Il est évident que l'obligation de signaler sa résidence une à deux fois par an peut avoir de très lourdes conséquences, pour l'enfant comme pour sa famille, car elle enfonce l'enfant dans la culpabilité. Cette formule va à l'encontre de toute construction de l'enfant sur le plan psychologique, alors qu'une sanction a déjà été prise.

Il est également évident que ces contraintes n'ont aucune valeur éducative. L'inscription sur ce fichier, d'une part, et l'éducation, d'autre part, sont totalement contradictoires.

Imaginez un homme adulte contraint de se signaler pour des faits qui se sont déroulés dans une cour de collège ou une classe, alors qu'il avait treize ou quatorze ans et se trouvait en pleine crise d'adolescence. Cela ne peut que provoquer mise à l'écart, colère et révolte, sentiment d'injustice, interrogations et méfiance quant au sens des relations sexuelles, interrogations et méfiance à l'égard de la société en général.

Cela étant, en cas d'acte grave, nous ne nous opposons pas à l'inscription des mineurs audit fichier. Je présenterai néanmoins un amendement tendant à la limiter, à seule fin de protéger l'enfant.

Mes collègues du groupe socialiste et moi-même nous considérons qu'une telle disposition a tout à fait sa place dans le texte que nous examinons aujourd'hui. Elle permettra que des enfants ne soient pas gagnés par une culpabilisation à long terme. Appliquer une telle peine à des mineurs est tout simplement cruel.

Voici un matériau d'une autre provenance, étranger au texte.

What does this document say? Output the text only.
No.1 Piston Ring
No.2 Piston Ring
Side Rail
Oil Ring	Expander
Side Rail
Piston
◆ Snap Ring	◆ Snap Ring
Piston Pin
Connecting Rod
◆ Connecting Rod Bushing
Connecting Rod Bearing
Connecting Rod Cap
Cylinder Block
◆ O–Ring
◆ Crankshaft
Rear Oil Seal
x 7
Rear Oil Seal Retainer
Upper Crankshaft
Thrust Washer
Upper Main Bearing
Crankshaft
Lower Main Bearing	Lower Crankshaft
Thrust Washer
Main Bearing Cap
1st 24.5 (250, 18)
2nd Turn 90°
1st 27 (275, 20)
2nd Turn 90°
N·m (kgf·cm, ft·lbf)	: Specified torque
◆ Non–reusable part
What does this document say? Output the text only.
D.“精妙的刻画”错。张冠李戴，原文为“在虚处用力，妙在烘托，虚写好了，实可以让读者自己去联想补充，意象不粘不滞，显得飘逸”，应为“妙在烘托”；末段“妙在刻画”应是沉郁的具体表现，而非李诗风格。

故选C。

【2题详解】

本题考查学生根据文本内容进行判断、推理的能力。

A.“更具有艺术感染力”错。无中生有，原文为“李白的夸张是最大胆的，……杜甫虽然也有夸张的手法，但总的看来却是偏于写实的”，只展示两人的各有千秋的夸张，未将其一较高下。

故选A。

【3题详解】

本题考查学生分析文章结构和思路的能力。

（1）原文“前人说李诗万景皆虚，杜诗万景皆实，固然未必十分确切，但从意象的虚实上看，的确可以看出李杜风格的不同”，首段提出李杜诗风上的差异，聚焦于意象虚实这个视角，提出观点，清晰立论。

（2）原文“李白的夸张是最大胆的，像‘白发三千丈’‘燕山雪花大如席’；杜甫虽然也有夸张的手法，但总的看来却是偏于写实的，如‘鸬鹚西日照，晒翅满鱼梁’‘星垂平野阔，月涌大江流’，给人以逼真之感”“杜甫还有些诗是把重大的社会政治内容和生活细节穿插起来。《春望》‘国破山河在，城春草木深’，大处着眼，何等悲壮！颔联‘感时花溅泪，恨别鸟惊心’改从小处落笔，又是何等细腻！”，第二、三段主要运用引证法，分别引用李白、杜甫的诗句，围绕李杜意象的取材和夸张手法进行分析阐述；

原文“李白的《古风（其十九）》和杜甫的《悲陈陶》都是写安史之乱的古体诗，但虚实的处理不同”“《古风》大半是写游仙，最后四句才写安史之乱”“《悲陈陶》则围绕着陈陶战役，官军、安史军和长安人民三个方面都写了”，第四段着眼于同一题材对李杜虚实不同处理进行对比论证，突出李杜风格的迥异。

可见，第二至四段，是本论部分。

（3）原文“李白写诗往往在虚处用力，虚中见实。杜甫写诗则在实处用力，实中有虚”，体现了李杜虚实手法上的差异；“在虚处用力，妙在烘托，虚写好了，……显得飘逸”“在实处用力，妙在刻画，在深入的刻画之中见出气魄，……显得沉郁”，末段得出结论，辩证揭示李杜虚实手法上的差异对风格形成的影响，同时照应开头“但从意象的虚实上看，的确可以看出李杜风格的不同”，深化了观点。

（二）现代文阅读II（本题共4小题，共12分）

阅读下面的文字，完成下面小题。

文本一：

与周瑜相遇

Défendre les droits de l'enfant, c'est aussi protéger ce dernier des excès de nos choix politiques qui, au lieu de l'aider à s'en sortir, risquent de le maintenir à long terme dans l'échec. Comme l'a exposé à plusieurs reprises notre collègue Claire-Lise Campion, quand on parle de protection de l'enfance, le maître mot est l'éducation.

Pour conclure mon propos, je livre à votre réflexion, monsieur le ministre, mes chers collègues, une interrogation qui est toujours, consciemment ou non, présente à l'esprit des enseignants, mais qui vaut aussi pour le monde de la justice, pour nous législateur, pour vous, monsieur le ministre, et pour tous les parents : l'éducateur doit-il être un potier ou un jardinier ? Elle a toute sa place dans notre discussion, alors que nous abordons l'examen du titre II de ce projet de loi.